Wednesday, September 06, 2006

Lemon Budino

I've done my fair share of cooking and I can say with confidence that while what I make will almost always taste good, if I'm making something I saw in a magazine, it won't look as good. Celebrity food, like celebrities, has stylists. They coordinate the serving pieces, worry about the grill marks, arrange the food, mound the pesto, use a blow torch to lightly brown the bread for bruschetta, hand arrange the greens in the salad, angle lights, arrange for the glasses to bead up decoratively and in short, provide all the requirements for food to look too good to eat.

I haven't been doing a lot of cooking of late because I was told that if you can smell it, you can't sell it. The house must smell perfect. And not just to people like me who think garlic is sublime, but to Vedic Indians (who don't eat garlic or onions) vegetarians or anyone else who might wander in. I live in Twinsburg, but the people who live across the street from us are from India. (Although clearly not practicing Vedic since they grill out a lot and the fare is meat.) In my paranoia I decided I would risk nothing other than cookies. It's possible that someone won't like the smell of cookies, but I thought it was a fair risk.

This weekend I couldn't stand it anymore and so I made beer can chicken on Saturday with a paste of garlic, lemon rind, honey, soy sauce and hot pepper rubbed under the skin. I started it on the grill but ran out of propane, so I finished it in the house. The house smelled redolent of garlic. It was wonderful. Yesterday I made sausage stuffed shells, and for desert, a recipe from this month's Bon appetite called Meyer Lemon Budino. The magazine described them as a kind of cross between custard and cake. The picture was a little ramekin of yellow goodness with just an ooze of whipped cream. They looked almost too good to eat.

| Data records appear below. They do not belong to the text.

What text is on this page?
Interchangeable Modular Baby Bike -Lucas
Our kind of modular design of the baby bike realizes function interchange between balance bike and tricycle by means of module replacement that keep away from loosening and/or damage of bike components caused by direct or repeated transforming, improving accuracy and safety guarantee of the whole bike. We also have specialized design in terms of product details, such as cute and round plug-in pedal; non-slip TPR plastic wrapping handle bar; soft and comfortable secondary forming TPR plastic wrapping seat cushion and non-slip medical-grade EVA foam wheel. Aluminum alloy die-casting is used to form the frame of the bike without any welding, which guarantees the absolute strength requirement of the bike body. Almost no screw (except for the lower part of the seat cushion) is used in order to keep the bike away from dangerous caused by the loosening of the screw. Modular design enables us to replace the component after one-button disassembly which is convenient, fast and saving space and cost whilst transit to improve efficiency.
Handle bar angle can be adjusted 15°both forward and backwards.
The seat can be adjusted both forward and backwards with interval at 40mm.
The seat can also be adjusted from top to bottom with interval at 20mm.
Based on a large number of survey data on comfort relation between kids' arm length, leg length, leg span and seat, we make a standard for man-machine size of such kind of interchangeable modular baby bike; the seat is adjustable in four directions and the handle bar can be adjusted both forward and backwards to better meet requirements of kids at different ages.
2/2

Meyer Lemons are a type of lemon that are sweeter than the commercial lemons usually sold in groceries. I've seen them for sale here, but not often, and they weren't for sale when I went shopping. So I bought regular lemons. The recipe is pretty simple and will be available on Epicurious next month. It's a custard of egg yolks, lemon juice, milk and sugar, with a meringue folded in and just a little bit of flour. I mixed the custard ingredients, then whipped my eggs whites with the last two tablespoons of sugar and a little salt, and folded them into the custard mixture. Then, following the recipe, I just plopped the stuff in the ramekins. I put the ramekins in a metal roasting pan, and poured hot tap water into the pan until they came halfway up the sides of the ramekins. (When you do that, put hot water in roasting pan you are using to bake something, the roasting pan is magically transformed into a cool cooking thing called a bain-marie. I love when that happens. A double boiler is a kind of bain-marie. The technique comes from alchemy and is named after Mary the Jewess, a legendary ancient alchemist.)

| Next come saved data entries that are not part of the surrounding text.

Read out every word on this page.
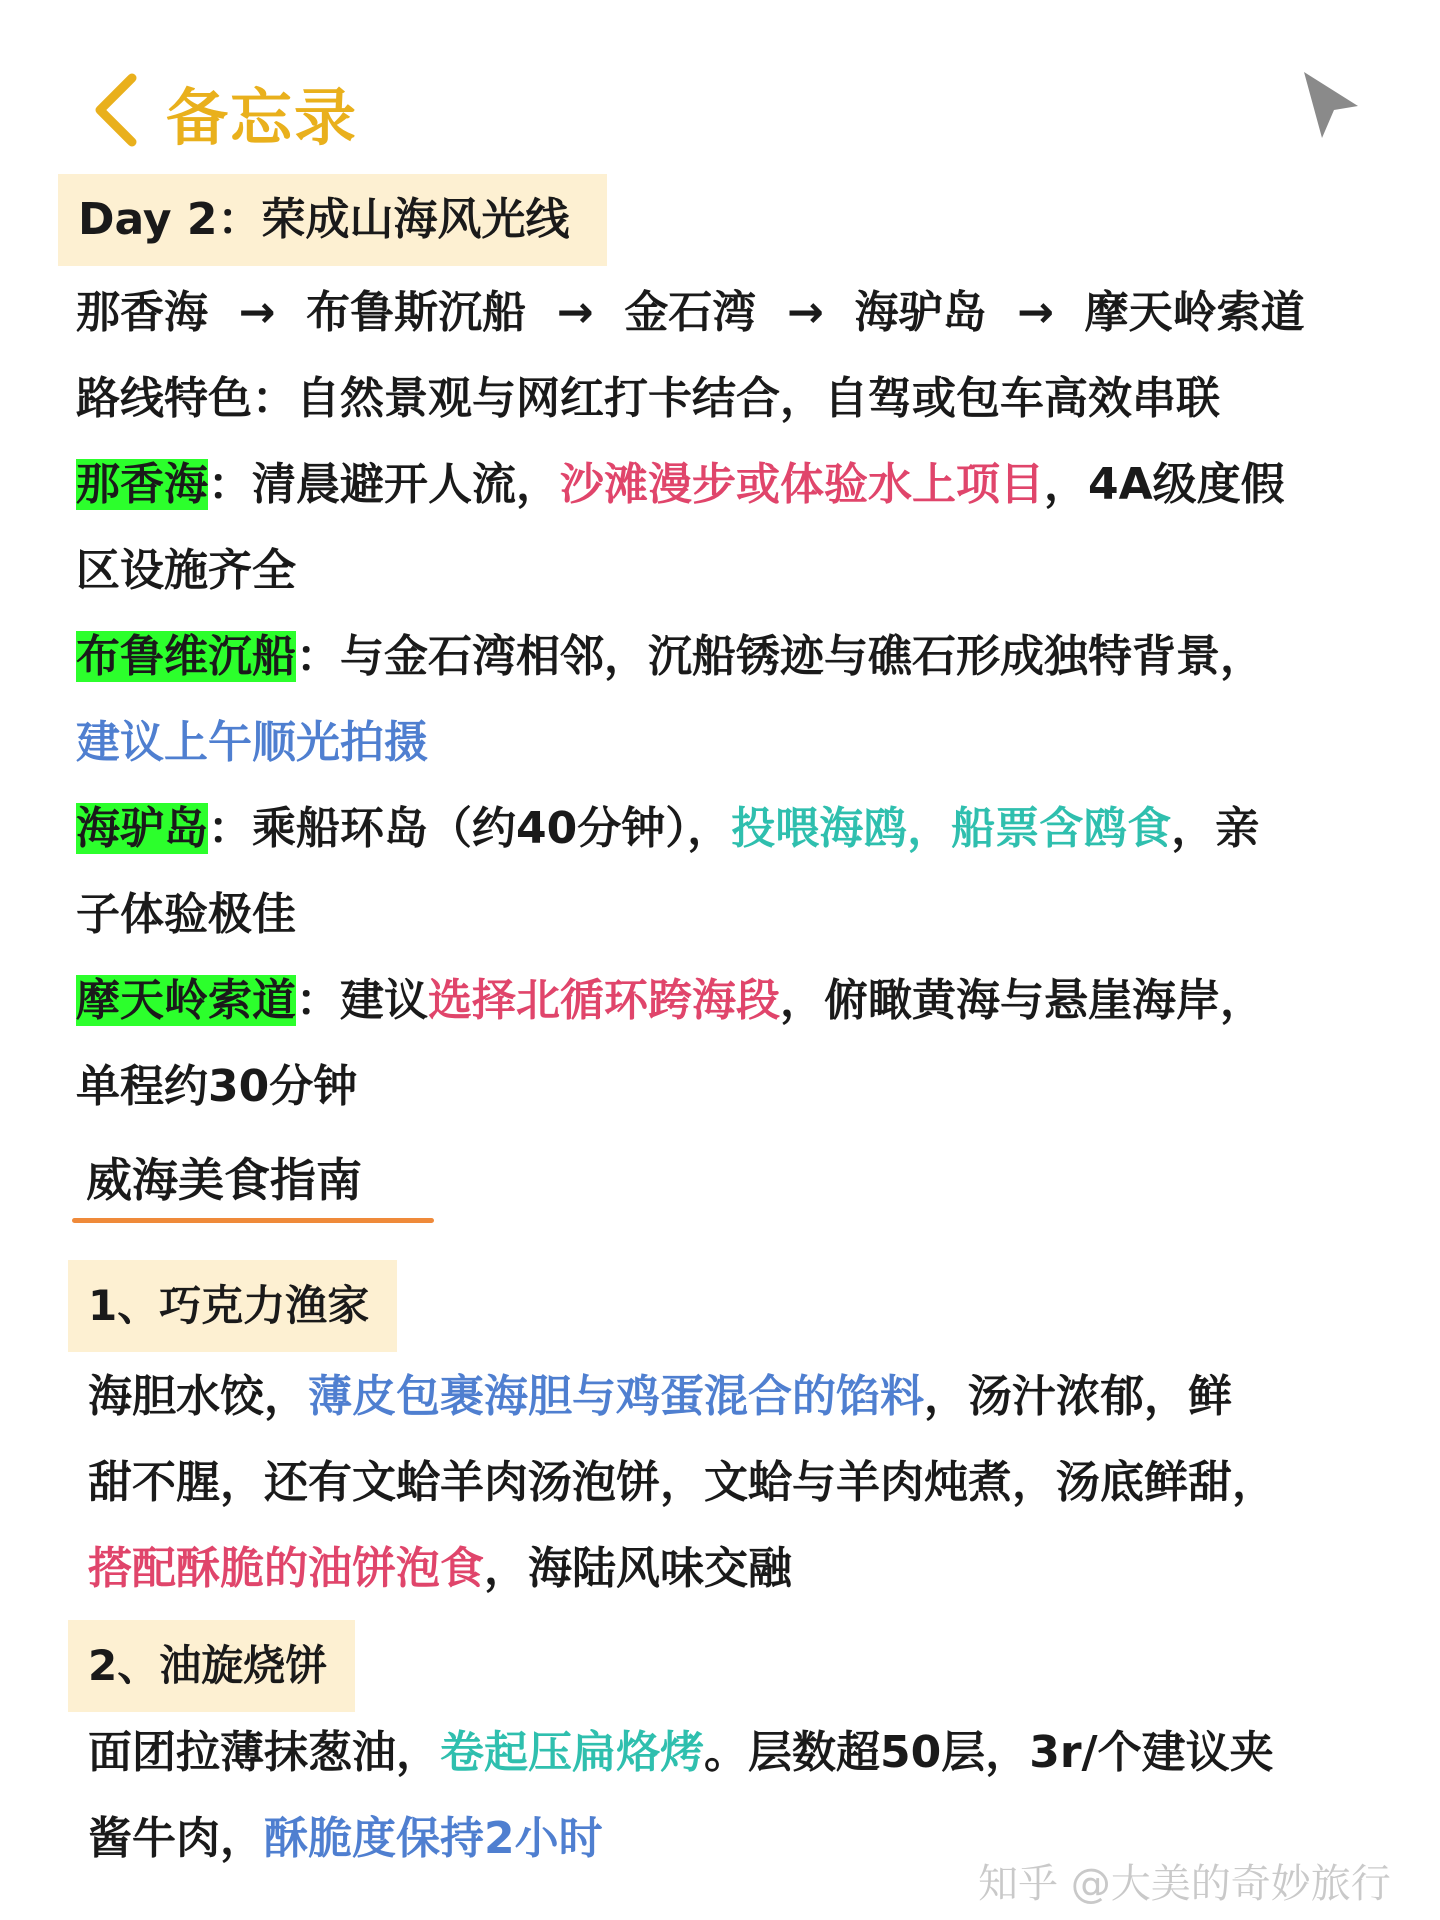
备忘录
Day 2：荣成山海风光线
那香海 → 布鲁斯沉船 → 金石湾 → 海驴岛 → 摩天岭索道
路线特色：自然景观与网红打卡结合，自驾或包车高效串联
那香海：清晨避开人流，沙滩漫步或体验水上项目，4A级度假
区设施齐全
布鲁维沉船：与金石湾相邻，沉船锈迹与礁石形成独特背景，
建议上午顺光拍摄
海驴岛：乘船环岛（约40分钟），投喂海鸥，船票含鸥食，亲
子体验极佳
摩天岭索道：建议选择北循环跨海段，俯瞰黄海与悬崖海岸，
单程约30分钟
威海美食指南
1、巧克力渔家
海胆水饺，薄皮包裹海胆与鸡蛋混合的馅料，汤汁浓郁，鲜
甜不腥，还有文蛤羊肉汤泡饼，文蛤与羊肉炖煮，汤底鲜甜，
搭配酥脆的油饼泡食，海陆风味交融
2、油旋烧饼
面团拉薄抹葱油，卷起压扁烙烤。层数超50层，3r/个建议夹
酱牛肉，酥脆度保持2小时
知乎 @大美的奇妙旅行
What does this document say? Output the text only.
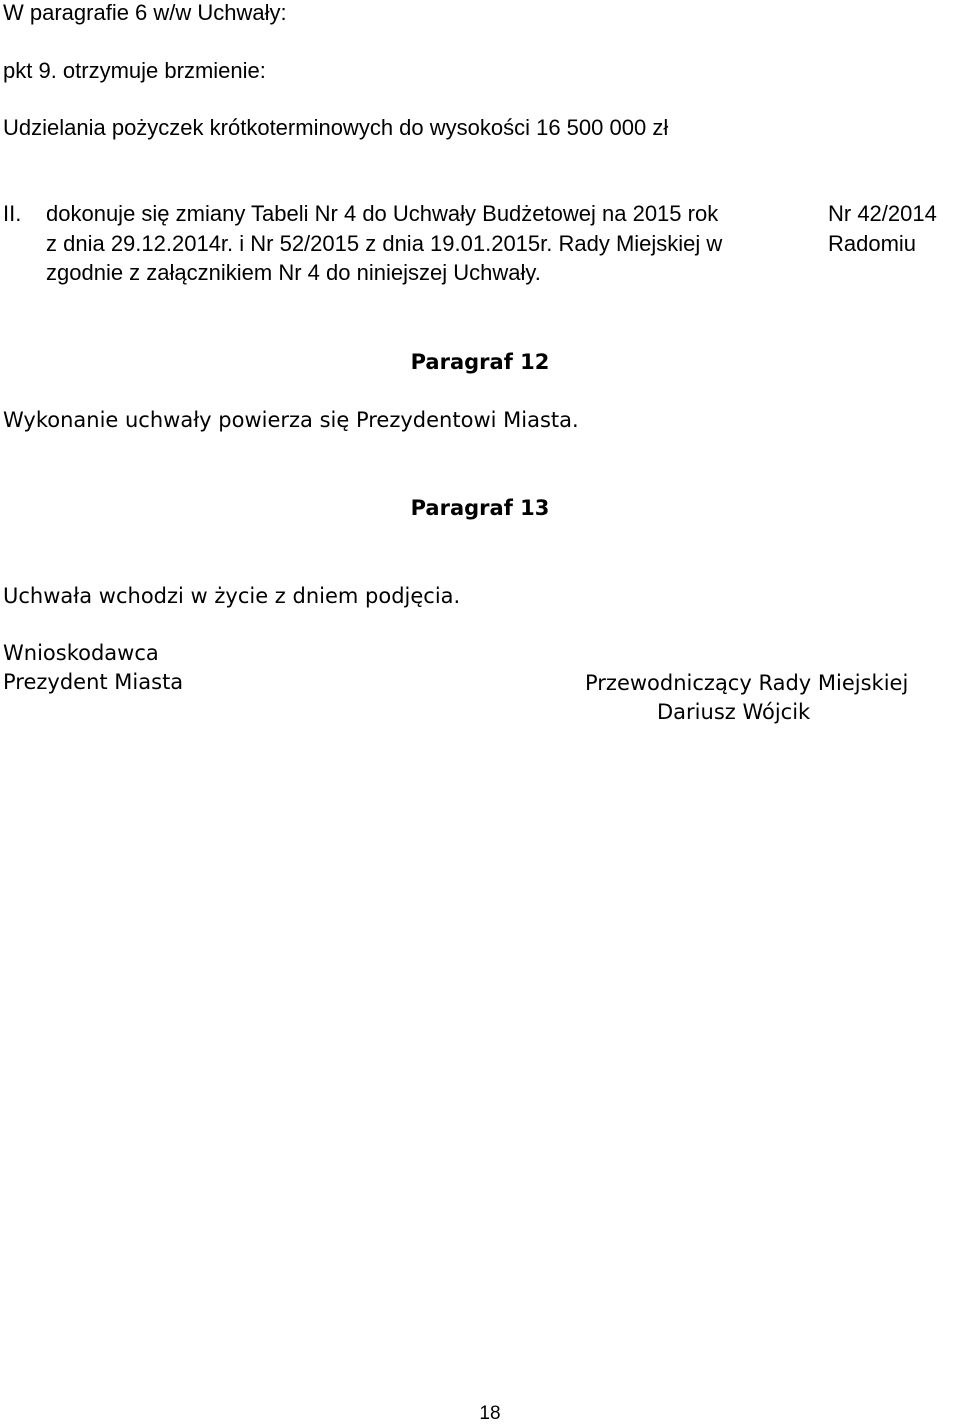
W paragrafie 6 w/w Uchwały:
pkt 9. otrzymuje brzmienie:
Udzielania pożyczek krótkoterminowych do wysokości 16 500 000 zł
II. dokonuje się zmiany Tabeli Nr 4 do Uchwały Budżetowej na 2015 rok	Nr 42/2014
z dnia 29.12.2014r. i Nr 52/2015 z dnia 19.01.2015r. Rady Miejskiej w	Radomiu
zgodnie z załącznikiem Nr 4 do niniejszej Uchwały.
Paragraf 12
Wykonanie uchwały powierza się Prezydentowi Miasta.
Paragraf 13
Uchwała wchodzi w życie z dniem podjęcia.
Wnioskodawca
Prezydent Miasta	Przewodniczący Rady Miejskiej
Dariusz Wójcik
18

Then I wandered around the house wondering if it would work. I'd used regular lemons, would it be too tart? After fifteen minutes I checked and found that the stuff inside the little ramekins was rising a little like a souffle. At the 25 minute mark, I decided the tops were brown enough and pulled the roasting pan out.

They were as beautiful as the photo.

This, of course, worried me. Often beautiful food doesn't taste good. Besides, I had six glass ramekins of little lemon souffle-y looking things sitting in really hot water and I didn't know how to get them out. I used a set of tongs, fearing that I would dunk them in the water, drop them, or make them fall. But the little things were not souffles, and they were sturdy little pikers.

They tasted great. Like little lemon meringue pudding cakes. Light and delightful and delicious. Pure alchemy.

5 Comments:

Blogger tinatsu said...

I would definitely buy a lemon meringue-scented house. Mmmmm...

September 06, 2006 2:47 PM  
Anonymous Anonymous said...

ditto the other Tina.

September 06, 2006 2:56 PM  
Blogger Maureen McHugh said...

Hey Tina & Tina!

Meredith, a ramekin is a custard cup you can put in the oven and it won't crack. Which is probably true of most custard cups.

September 06, 2006 8:41 PM  
Blogger Karen Sandstrom said...

The rule about not selling if it smells fills me with dread. I am so in trouble when we need to sell this house. Two words: basset hound. No, to be fair, four words: poorly trained basset hound.
Sigh.
But I'm coming to your house for whatever you might bake in a ramekin.

September 06, 2006 9:05 PM  
Blogger Maureen McHugh said...

Karen, your house is beyond gorgeous. I would buy your house in an instant...if you were selling and if I wasn't moving to Austin. (And I love your sweet old basset hound.)